Created attachment 539718 [details] systemctl dump --full I can reproduce it on an embedded system with systemd git f6cebb3bd5a00d79c8131637c0f6796a75e6af99: # sendmsg(6, {msg_name(0)=NULL, msg_iov(5)=[{"<30>", 4}, {"Dec 2 17:41:58 ", 16}, {"connmand", 8}, {"[73]: ", 6}, {"connmand[73]: eth0 {newlink} ind"..., 71}], msg_controllen=24, {cmsg_len=24, cmsg_level=SOL_SOCKET, cmsg_type=SCM_CREDENTIALS{pid=73, uid=0, gid=0}}, msg_flags=0}, MSG_NOSIGNAL Stuck systemd-stdout-syslog-bridge seems to be triggered by activating the 'syslogd' daemon. The 'systemctl dump --full' output from the embedded system is attached.

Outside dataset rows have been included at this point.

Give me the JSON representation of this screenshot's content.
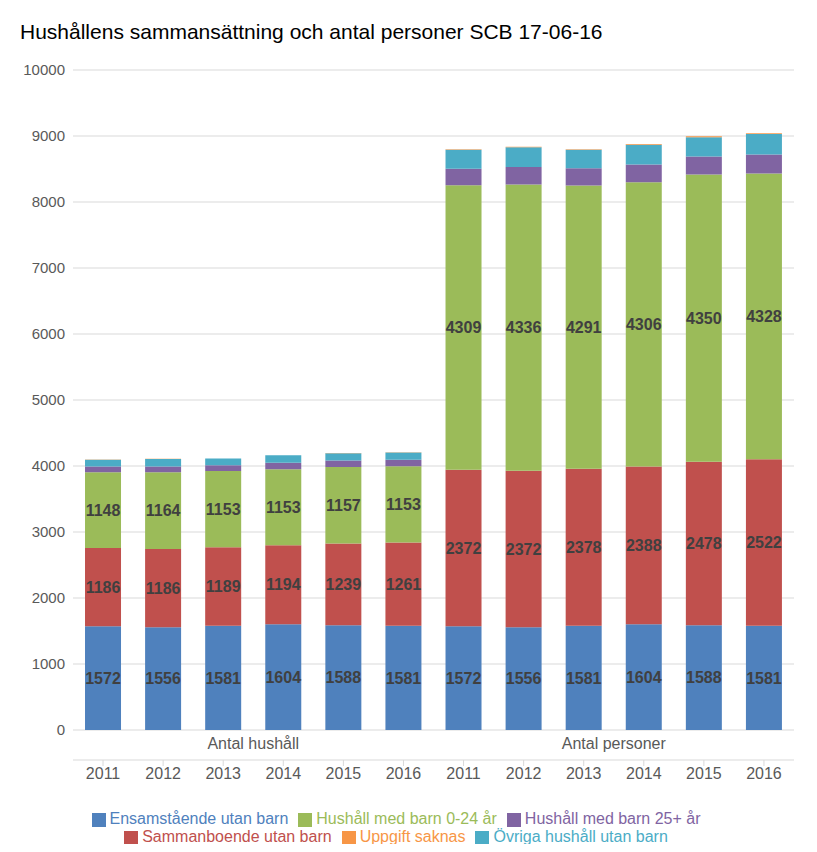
{
  "chart_data": {
    "type": "bar",
    "title": "Hushållens sammansättning och antal personer SCB 17-06-16",
    "categories": [
      "2011",
      "2012",
      "2013",
      "2014",
      "2015",
      "2016",
      "2011",
      "2012",
      "2013",
      "2014",
      "2015",
      "2016"
    ],
    "category_groups": [
      {
        "label": "Antal hushåll",
        "count": 6
      },
      {
        "label": "Antal personer",
        "count": 6
      }
    ],
    "stacked": true,
    "grid": true,
    "legend": "bottom",
    "ylim": [
      0,
      10000
    ],
    "yticks": [
      0,
      1000,
      2000,
      3000,
      4000,
      5000,
      6000,
      7000,
      8000,
      9000,
      10000
    ],
    "series": [
      {
        "name": "Ensamstående utan barn",
        "color": "#4f81bd",
        "data_labels": true,
        "values": [
          1572,
          1556,
          1581,
          1604,
          1588,
          1581,
          1572,
          1556,
          1581,
          1604,
          1588,
          1581
        ]
      },
      {
        "name": "Sammanboende utan barn",
        "color": "#c0504d",
        "data_labels": true,
        "values": [
          1186,
          1186,
          1189,
          1194,
          1239,
          1261,
          2372,
          2372,
          2378,
          2388,
          2478,
          2522
        ]
      },
      {
        "name": "Hushåll med barn 0-24 år",
        "color": "#9bbb59",
        "data_labels": true,
        "values": [
          1148,
          1164,
          1153,
          1153,
          1157,
          1153,
          4309,
          4336,
          4291,
          4306,
          4350,
          4328
        ]
      },
      {
        "name": "Hushåll med barn 25+ år",
        "color": "#8064a2",
        "values": [
          85,
          85,
          90,
          100,
          100,
          100,
          250,
          265,
          260,
          270,
          275,
          290
        ]
      },
      {
        "name": "Övriga hushåll utan barn",
        "color": "#4bacc6",
        "values": [
          105,
          115,
          100,
          110,
          110,
          110,
          290,
          300,
          280,
          300,
          290,
          310
        ]
      },
      {
        "name": "Uppgift saknas",
        "color": "#f79646",
        "values": [
          2,
          2,
          2,
          2,
          3,
          3,
          8,
          8,
          8,
          10,
          15,
          10
        ]
      }
    ]
  }
}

Seems to be a problem with socket based activation: 1. systemd opens /dev/log for listening 2. an application (systemd-stdout-syslog-bridge) connects to /dev/log 3. systemd starts 'syslogd', keeps /dev/log fd open which is passed by LISTEN_FDS 4. 'syslogd' is not systemd aware, removes old /dev/log and opens a new one --> The old fd (from LISTEN_FDS) stays alive but nobody reads it 5. application from step 2 logs something but nobody consumes this output --> application stalls This means, it is dangerous to use socket based activation with non systemd aware programs. Unfortunately, I do not know a way to do step 3 (starting syslogd) in such an environment :(
Systemd does not support any syslog implementation that isn't systemd aware: http://www.freedesktop.org/wiki/Software/systemd/syslog Syslog on systemd systems can not properly work without socket activation. You need to patch your syslog daemon or use one that integrates with systemd.
What Kay said. Notice that the sysklogd package will be removed from Fedora (see bug 748495). I recommend rsyslog. syslog-ng can work too, but be careful about its configuration (see bug 742624).